The point is, when you are seeing videos and tips on how to romanticize life, and you notice that things are inaccessible, people with certain disabilities, energy levels, or people who may be experiencing housing deprivation and insecurity are being excluded, or the materials and experiences that are being romanticized are out of reach, it's important for those of us may be experiencing those things to remind ourselves that whatever we do in our lives to survive, make ourselves comfortable, or that brings us joy, is ‘romantic’ enough. There is so much beauty in our day to day lives, and, for many of us, even though those luxury apartments, king sized bubble baths, bouquets of roses and brunches every week are not in reach (yet), that does not mean we don't get to romanticize our lives every step of the way to that luxury lifestyle.
I think this may have been the original meaning of romanticizing your life, at least this is what Azé and I are going with.

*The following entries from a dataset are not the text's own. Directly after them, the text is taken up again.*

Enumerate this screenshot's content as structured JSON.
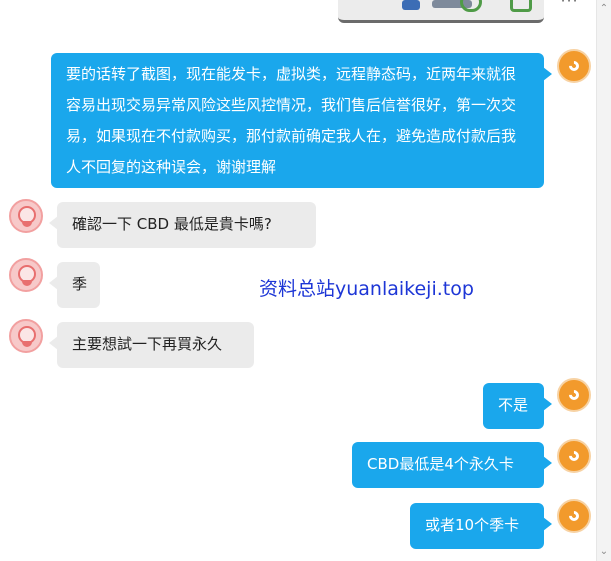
{
  "window": {
    "scroll_up_glyph": "⌃",
    "scroll_down_glyph": "⌄"
  },
  "top_icons": [
    "phone-icon",
    "document-icon",
    "more-icon"
  ],
  "messages": [
    {
      "side": "right",
      "text": "要的话转了截图，现在能发卡，虚拟类，远程静态码，近两年来就很容易出现交易异常风险这些风控情况，我们售后信誉很好，第一次交易，如果现在不付款购买，那付款前确定我人在，避免造成付款后我人不回复的这种误会，谢谢理解"
    },
    {
      "side": "left",
      "text": "確認一下 CBD 最低是貴卡嗎?"
    },
    {
      "side": "left",
      "text": "季"
    },
    {
      "side": "left",
      "text": "主要想試一下再買永久"
    },
    {
      "side": "right",
      "text": "不是"
    },
    {
      "side": "right",
      "text": "CBD最低是4个永久卡"
    },
    {
      "side": "right",
      "text": "或者10个季卡"
    }
  ],
  "watermark": "资料总站yuanlaikeji.top",
  "colors": {
    "right_bubble": "#1aa7ec",
    "left_bubble": "#ebebeb",
    "right_avatar": "#f29a2c",
    "left_avatar": "#f7c9c9",
    "watermark": "#1d36d6"
  }
}
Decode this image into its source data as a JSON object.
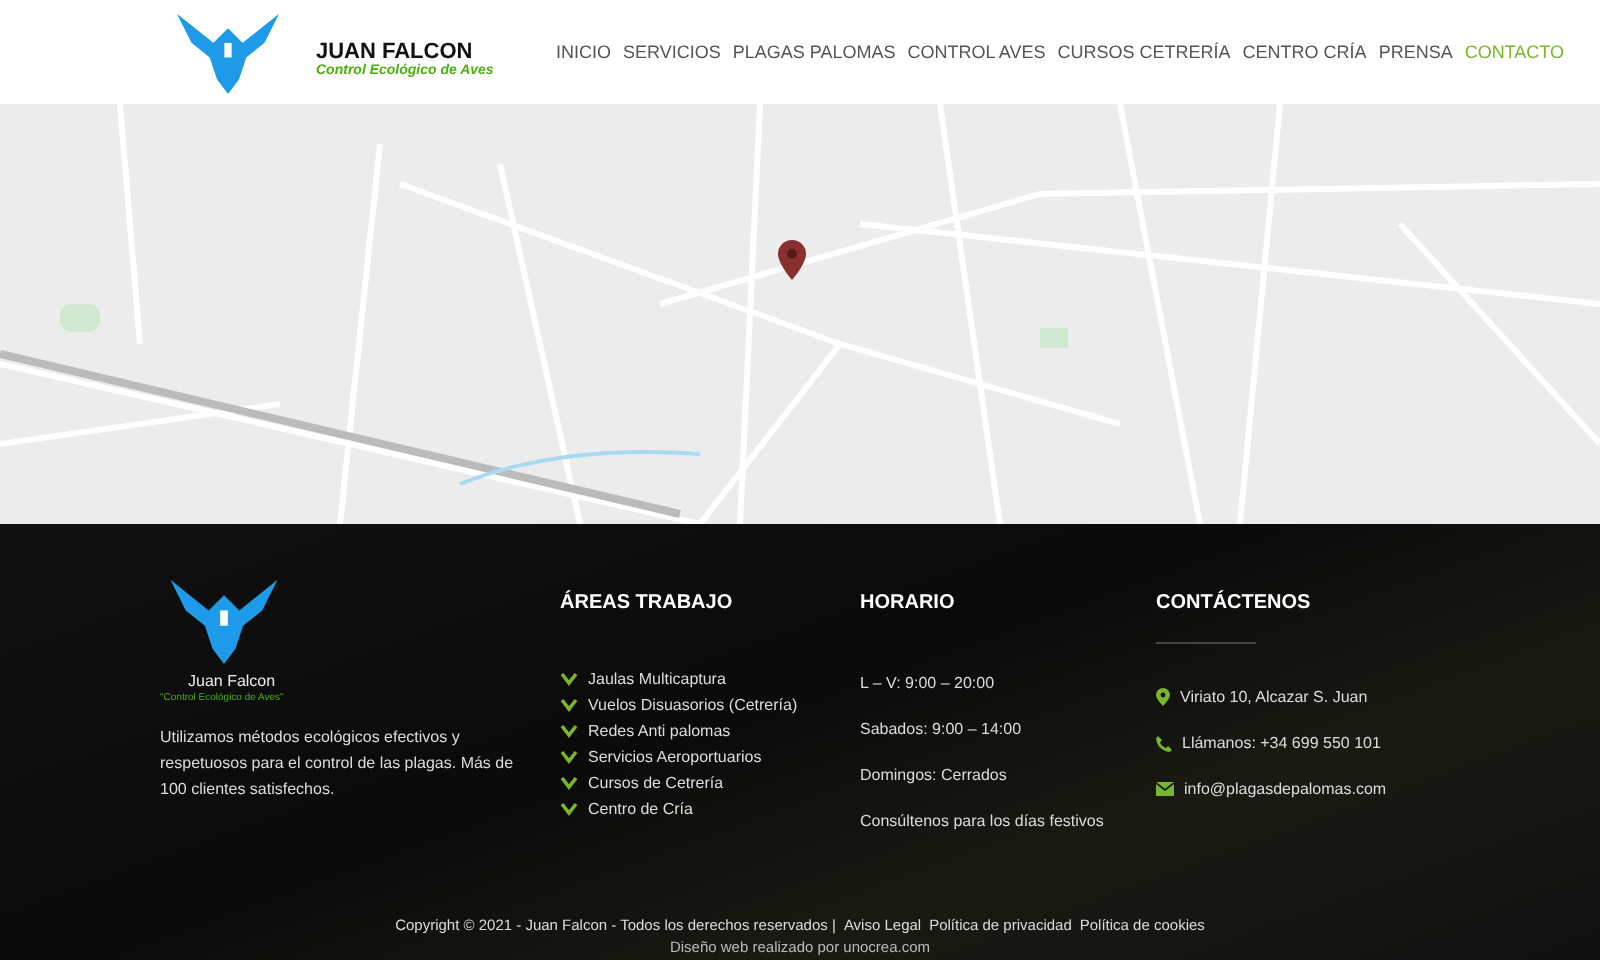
{
  "header": {
    "brand": {
      "name": "JUAN FALCON",
      "tagline": "Control Ecológico de Aves"
    },
    "nav": [
      {
        "label": "INICIO",
        "selected": false
      },
      {
        "label": "SERVICIOS",
        "selected": false
      },
      {
        "label": "PLAGAS PALOMAS",
        "selected": false
      },
      {
        "label": "CONTROL AVES",
        "selected": false
      },
      {
        "label": "CURSOS CETRERÍA",
        "selected": false
      },
      {
        "label": "CENTRO CRÍA",
        "selected": false
      },
      {
        "label": "PRENSA",
        "selected": false
      },
      {
        "label": "CONTACTO",
        "selected": true
      }
    ]
  },
  "footer": {
    "about": {
      "name": "Juan Falcon",
      "tagline": "\"Control Ecológico de Aves\"",
      "text": "Utilizamos métodos ecológicos efectivos y respetuosos para el control de las plagas. Más de 100 clientes satisfechos."
    },
    "areas": {
      "title": "ÁREAS TRABAJO",
      "items": [
        "Jaulas Multicaptura",
        "Vuelos Disuasorios (Cetrería)",
        "Redes Anti palomas",
        "Servicios Aeroportuarios",
        "Cursos de Cetrería",
        "Centro de Cría"
      ]
    },
    "schedule": {
      "title": "HORARIO",
      "items": [
        "L – V: 9:00 – 20:00",
        "Sabados: 9:00 – 14:00",
        "Domingos: Cerrados",
        "Consúltenos para los días festivos"
      ]
    },
    "contact": {
      "title": "CONTÁCTENOS",
      "items": [
        {
          "kind": "location",
          "text": "Viriato 10, Alcazar S. Juan"
        },
        {
          "kind": "phone",
          "text": "Llámanos: +34 699 550 101"
        },
        {
          "kind": "email",
          "text": "info@plagasdepalomas.com"
        }
      ]
    },
    "copyright": "Copyright © 2021 - Juan Falcon - Todos los derechos reservados |",
    "legal_links": [
      "Aviso Legal",
      "Política de privacidad",
      "Política de cookies"
    ],
    "credit": "Diseño web realizado por unocrea.com"
  }
}
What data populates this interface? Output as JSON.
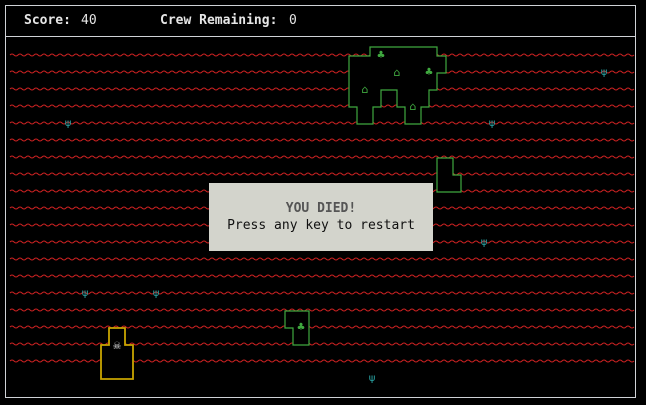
{
  "hud": {
    "score_label": "Score:",
    "score_value": "40",
    "crew_label": "Crew Remaining:",
    "crew_value": "0"
  },
  "message": {
    "title": "YOU DIED!",
    "subtitle": "Press any key to restart"
  },
  "colors": {
    "sea": "#cc2222",
    "land": "#3fa83f",
    "player": "#c8a400",
    "sea_icon": "#2aa7a7",
    "tree": "#3fa83f"
  },
  "icons": {
    "sea_creature": "trident-icon",
    "tree": "tree-icon",
    "hut": "hut-icon",
    "player": "skull-icon"
  },
  "glyphs": {
    "sea_creature": "ψ",
    "tree": "♣",
    "hut": "⌂",
    "player": "☠"
  }
}
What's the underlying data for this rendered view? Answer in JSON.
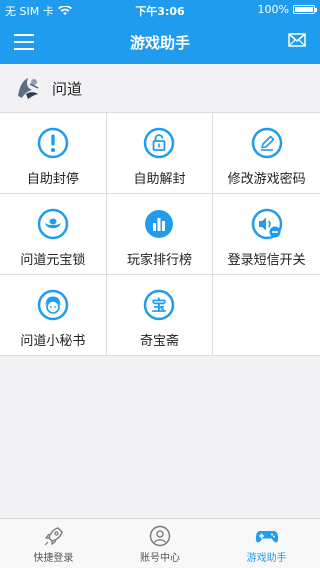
{
  "statusbar": {
    "carrier": "无 SIM 卡",
    "time": "下午3:06",
    "battery": "100%"
  },
  "navbar": {
    "title": "游戏助手"
  },
  "game": {
    "name": "问道"
  },
  "grid": [
    [
      {
        "label": "自助封停",
        "icon": "exclamation-icon"
      },
      {
        "label": "自助解封",
        "icon": "unlock-icon"
      },
      {
        "label": "修改游戏密码",
        "icon": "pencil-icon"
      }
    ],
    [
      {
        "label": "问道元宝锁",
        "icon": "ingot-lock-icon"
      },
      {
        "label": "玩家排行榜",
        "icon": "bar-chart-icon"
      },
      {
        "label": "登录短信开关",
        "icon": "speaker-icon"
      }
    ],
    [
      {
        "label": "问道小秘书",
        "icon": "secretary-icon"
      },
      {
        "label": "奇宝斋",
        "icon": "treasure-icon"
      }
    ]
  ],
  "tabs": [
    {
      "label": "快捷登录",
      "icon": "rocket-icon"
    },
    {
      "label": "账号中心",
      "icon": "user-icon"
    },
    {
      "label": "游戏助手",
      "icon": "gamepad-icon",
      "active": true
    }
  ],
  "colors": {
    "accent": "#1f9cee",
    "background": "#f2f2f5"
  }
}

Whatever you do in your day to day, appreciate all of it, without feeling like something is missing, that you need more materials, or need to add or be any different than what you are or have the capacity to do because of pressure from social media.
We wanted to leave you all with a few affirmations that speak to romanticizing our lives in a way that’s most aligned with our highest good.
Affirmations for Seeing the Beauty in Your Life
My life is beautiful because it is.
I enjoy living my life on my own terms.
I release any thought patterns that make me feel like my life is less than extraordinary.
I simply love my life for what it is and I simply love myself for who I am.
I find beauty, joy, peace, and love in the way that I live my life.
I love my life and appreciate it in its entirety.
I am grateful for what has led me to this point in my life.
I am excited to do what brings me joy today.
I am excited to do what makes me feel most comfortable today.
I am excited to continue creating a beautiful life for myself.
I find beauty, joy, peace, and love in the everyday activities of my life.
My life is mine to live, and I live my life how I see fit.
I am worthy of love even on the days where all I do is survive the best way I can.
I give myself love and grace in every way I possibly can.
Whatever I have the capacity to do in a day, I will enjoy it to the fullest.